Navy Adm. Mike Mullen, chairman of the Joint Chiefs of Staff, told reporters traveling with him on the last stop of a six-day trip that the Joint Chiefs will take into account a range of issues beyond the security situation in Iraq.
They will consider, for example, the effects of growing strain on troops and their families from multiple tours in Iraq, as well as the outlook for troop requirements in Afghanistan and elsewhere, Mullen said.

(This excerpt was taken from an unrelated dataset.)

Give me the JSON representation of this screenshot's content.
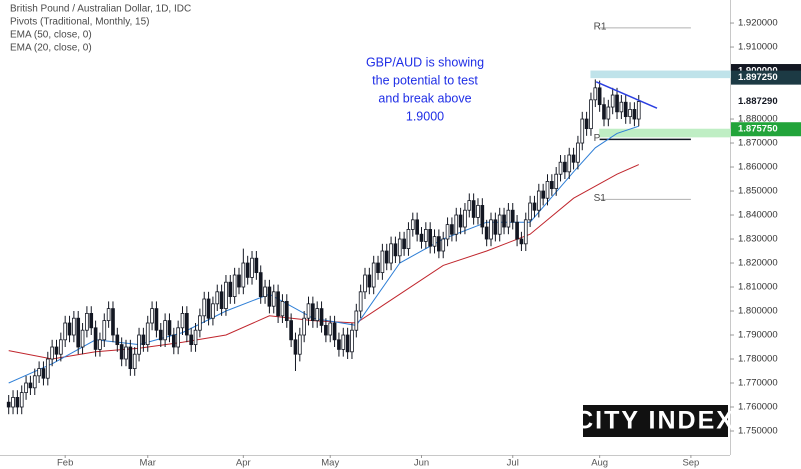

Defense Secretary Robert Gates announced at the Pentagon on Thursday that he had asked the Joint Chiefs for their Iraq assessment, to coincide with recommendations from Gen. David Petraeus, the top commander in Iraq, as well as Adm. William J. Fallon, the commander of American forces in the Middle East.
The Joint Chiefs intend to have their consensus view ready for Gates and the president by March or April, Mullen said.
Mr. Bush needs to hear the views from a range of senior military officers, Mullen said, on "the risks that are associated with whatever we're going to do next" in Iraq, where about 160,000 U.S. troops are on the ground in a conflict that appears, for the moment, to be leaning in favor of the U.S. and Iraq governments.
Another U.S. Casualty
A Virginia soldier has died in Iraq. Killed on Wednesday was 27-year-old Private First Class David Sharrett II, of Oakton, Va. Authorities say he and two other soldiers who died were attacked by grenade and small arms fire during combat operations.
As of Thursday, Jan. 17, 2008, at least 3,926 members of the U.S. military have died since the beginning of the Iraq war in March 2003, according to an Associated Press count.